Because ChatGPT interacts with us they way we interact with other entities, we think it is an entity and we name the products we see like the products we see of other entities. We ask AI questions and ‘it gives answers’. There is so much in this short statement and when interacting with AI/LLMs all of it is untrue.
Firstly, as mentioned above, there is no ‘it’ in the sense meant here. There is no coherent entity with a mind of its’ own. Even in the use of ‘gives’ something decidedly human is implied. The give-and-take of conversation in which we bend our minds to each other, take each other’s perspective, often turn our faces to each other, open ourselves up to emotional processing and share knowledge possibly gained from hard earned experiences. With so much going on every part of an interaction can be really seen as a gift – a part of yourself you give to another person. So that they might consider it, feel it and possible internalize it into their coherent self. So we say we give answers. AI/LLM does none of that. We might more accurately say ‘model produces’.
Answers. No, not really answers either. Answers exist only in relation to questions. We expect when I ask you a question and you make the effort to form an answer that you do all the cognitive and emotional processing and use all the knowledge that you posses and deem relevant to my question and formulate what you think it is I want to know to the best of your abilities into an appropriately packaged answer. Lovely. AI/LLM model produces the statistically most likely language following the language you input (your question) based on the patterns of language in the corpus the model is based on. So in the human sense of how we see and describe the question-and-answer interaction, these aren’t answers at all.

We do all these things so effortlessly that we think they are easy. We think if something has the same results they are made by the same process. But they are not. An AI/LLM produces conversational language that looks like we might have made it. But the model did not produce in the same way as we make.

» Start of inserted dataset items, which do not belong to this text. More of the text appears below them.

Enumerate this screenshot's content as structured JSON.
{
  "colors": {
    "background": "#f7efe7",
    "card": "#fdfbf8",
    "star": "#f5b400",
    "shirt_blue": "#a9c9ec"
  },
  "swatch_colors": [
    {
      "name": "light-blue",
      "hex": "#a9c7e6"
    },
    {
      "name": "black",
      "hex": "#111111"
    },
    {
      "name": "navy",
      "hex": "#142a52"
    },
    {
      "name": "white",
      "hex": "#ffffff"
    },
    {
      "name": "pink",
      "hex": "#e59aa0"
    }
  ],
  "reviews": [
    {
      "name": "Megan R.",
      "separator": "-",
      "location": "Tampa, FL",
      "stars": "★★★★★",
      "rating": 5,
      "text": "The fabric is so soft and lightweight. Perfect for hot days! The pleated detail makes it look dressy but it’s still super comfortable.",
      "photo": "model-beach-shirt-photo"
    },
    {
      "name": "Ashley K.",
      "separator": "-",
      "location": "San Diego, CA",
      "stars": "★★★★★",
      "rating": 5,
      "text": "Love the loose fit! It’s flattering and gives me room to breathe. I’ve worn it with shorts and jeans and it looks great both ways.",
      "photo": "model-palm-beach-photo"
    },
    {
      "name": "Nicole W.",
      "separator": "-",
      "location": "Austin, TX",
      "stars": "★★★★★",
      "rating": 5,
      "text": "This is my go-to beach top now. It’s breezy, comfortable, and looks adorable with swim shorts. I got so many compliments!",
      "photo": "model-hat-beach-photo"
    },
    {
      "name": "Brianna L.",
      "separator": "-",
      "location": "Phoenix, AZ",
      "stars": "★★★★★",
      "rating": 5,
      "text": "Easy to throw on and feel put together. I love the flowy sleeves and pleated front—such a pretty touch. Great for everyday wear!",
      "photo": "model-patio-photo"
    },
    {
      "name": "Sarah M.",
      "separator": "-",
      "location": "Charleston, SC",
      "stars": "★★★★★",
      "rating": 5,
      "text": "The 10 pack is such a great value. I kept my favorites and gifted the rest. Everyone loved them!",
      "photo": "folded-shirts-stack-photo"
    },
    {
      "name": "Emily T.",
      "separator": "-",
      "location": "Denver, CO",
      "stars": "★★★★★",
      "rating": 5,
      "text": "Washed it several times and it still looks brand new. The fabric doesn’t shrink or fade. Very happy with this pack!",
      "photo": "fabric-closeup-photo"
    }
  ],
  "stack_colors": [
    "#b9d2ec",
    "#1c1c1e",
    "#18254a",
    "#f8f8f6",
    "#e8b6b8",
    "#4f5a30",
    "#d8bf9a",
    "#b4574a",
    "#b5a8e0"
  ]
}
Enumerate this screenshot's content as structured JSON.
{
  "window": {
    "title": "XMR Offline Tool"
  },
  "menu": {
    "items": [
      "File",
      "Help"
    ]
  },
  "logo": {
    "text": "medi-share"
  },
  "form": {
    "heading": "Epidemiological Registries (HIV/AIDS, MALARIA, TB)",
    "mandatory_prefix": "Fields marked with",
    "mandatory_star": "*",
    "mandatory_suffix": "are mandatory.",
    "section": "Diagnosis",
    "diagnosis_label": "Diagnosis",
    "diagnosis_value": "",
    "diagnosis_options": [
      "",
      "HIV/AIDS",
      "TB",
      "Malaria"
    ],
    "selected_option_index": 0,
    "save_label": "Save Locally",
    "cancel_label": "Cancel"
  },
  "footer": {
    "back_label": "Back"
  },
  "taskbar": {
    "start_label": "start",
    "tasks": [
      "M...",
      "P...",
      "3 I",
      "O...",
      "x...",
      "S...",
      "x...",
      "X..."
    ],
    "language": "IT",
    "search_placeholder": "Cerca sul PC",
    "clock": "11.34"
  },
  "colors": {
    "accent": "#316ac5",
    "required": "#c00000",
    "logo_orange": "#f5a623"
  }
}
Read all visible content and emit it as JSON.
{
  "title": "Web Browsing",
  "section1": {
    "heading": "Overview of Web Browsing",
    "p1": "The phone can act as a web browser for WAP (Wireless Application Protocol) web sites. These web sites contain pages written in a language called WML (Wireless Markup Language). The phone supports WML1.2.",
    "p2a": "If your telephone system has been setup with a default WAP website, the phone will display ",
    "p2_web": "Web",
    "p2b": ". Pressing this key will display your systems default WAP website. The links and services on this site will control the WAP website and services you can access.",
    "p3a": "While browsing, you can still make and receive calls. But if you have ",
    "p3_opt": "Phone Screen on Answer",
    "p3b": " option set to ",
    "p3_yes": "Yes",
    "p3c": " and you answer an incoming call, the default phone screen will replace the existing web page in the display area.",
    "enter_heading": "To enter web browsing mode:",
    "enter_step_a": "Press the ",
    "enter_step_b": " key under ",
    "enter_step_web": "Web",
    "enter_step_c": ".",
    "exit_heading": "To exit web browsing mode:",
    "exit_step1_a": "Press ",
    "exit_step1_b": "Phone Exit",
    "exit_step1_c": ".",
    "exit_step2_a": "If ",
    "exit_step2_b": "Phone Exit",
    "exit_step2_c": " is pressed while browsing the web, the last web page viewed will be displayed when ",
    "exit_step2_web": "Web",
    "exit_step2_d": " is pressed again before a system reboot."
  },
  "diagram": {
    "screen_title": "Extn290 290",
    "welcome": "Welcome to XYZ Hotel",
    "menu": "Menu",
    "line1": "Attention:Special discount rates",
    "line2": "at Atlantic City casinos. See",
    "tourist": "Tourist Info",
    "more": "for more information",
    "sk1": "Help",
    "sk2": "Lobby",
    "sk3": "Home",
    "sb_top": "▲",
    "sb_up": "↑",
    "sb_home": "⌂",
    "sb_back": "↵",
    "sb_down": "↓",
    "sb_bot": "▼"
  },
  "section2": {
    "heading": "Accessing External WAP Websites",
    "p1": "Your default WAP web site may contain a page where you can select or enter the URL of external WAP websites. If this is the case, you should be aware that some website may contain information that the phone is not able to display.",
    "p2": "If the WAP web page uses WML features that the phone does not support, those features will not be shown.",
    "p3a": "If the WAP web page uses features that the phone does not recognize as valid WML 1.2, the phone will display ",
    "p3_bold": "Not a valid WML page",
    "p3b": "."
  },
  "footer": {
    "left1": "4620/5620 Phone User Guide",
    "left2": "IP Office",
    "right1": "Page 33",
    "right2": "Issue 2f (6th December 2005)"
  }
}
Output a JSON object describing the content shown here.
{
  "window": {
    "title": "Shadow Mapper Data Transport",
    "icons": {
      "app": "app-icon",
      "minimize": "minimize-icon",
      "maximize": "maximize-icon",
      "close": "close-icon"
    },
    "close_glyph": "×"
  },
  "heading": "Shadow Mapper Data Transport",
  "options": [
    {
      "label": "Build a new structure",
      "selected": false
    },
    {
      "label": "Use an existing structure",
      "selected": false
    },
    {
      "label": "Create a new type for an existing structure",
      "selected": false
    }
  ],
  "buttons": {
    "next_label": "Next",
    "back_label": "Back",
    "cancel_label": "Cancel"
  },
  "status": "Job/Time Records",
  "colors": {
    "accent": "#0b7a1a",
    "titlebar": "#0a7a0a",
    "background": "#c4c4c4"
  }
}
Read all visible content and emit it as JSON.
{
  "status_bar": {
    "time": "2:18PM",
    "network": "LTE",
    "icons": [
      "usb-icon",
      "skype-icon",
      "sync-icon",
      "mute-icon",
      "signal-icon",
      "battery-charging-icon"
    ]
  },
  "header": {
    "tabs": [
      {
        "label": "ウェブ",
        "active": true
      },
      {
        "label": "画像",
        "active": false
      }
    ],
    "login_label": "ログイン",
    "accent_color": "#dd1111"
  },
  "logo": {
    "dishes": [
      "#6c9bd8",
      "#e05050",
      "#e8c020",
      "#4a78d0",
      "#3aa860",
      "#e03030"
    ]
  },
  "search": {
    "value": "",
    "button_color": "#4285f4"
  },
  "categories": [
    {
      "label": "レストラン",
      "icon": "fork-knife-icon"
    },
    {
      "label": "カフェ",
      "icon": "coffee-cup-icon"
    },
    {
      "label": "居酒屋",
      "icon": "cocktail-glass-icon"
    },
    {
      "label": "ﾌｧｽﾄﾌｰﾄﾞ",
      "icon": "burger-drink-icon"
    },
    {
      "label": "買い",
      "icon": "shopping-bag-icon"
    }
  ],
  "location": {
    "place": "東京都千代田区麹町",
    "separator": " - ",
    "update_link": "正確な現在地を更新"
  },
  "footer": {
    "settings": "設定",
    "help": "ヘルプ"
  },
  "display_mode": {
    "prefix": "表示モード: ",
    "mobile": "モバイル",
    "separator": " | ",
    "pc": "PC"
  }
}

There is so much more but it mostly comes down to AI/LLM isn’t an entity. The model cannot and does not consider because the model has nothing to consider with. AI/LLM has no concept of truth because there is no way for the model to hold any concept. AI/LLM also doesn’t actually hallucinate because the model has not imagination to make anything up with and doesn’t have a perception of reality to break. No learning, thinking, growing, understanding or analysing.

Models don’t know shit – we should know better.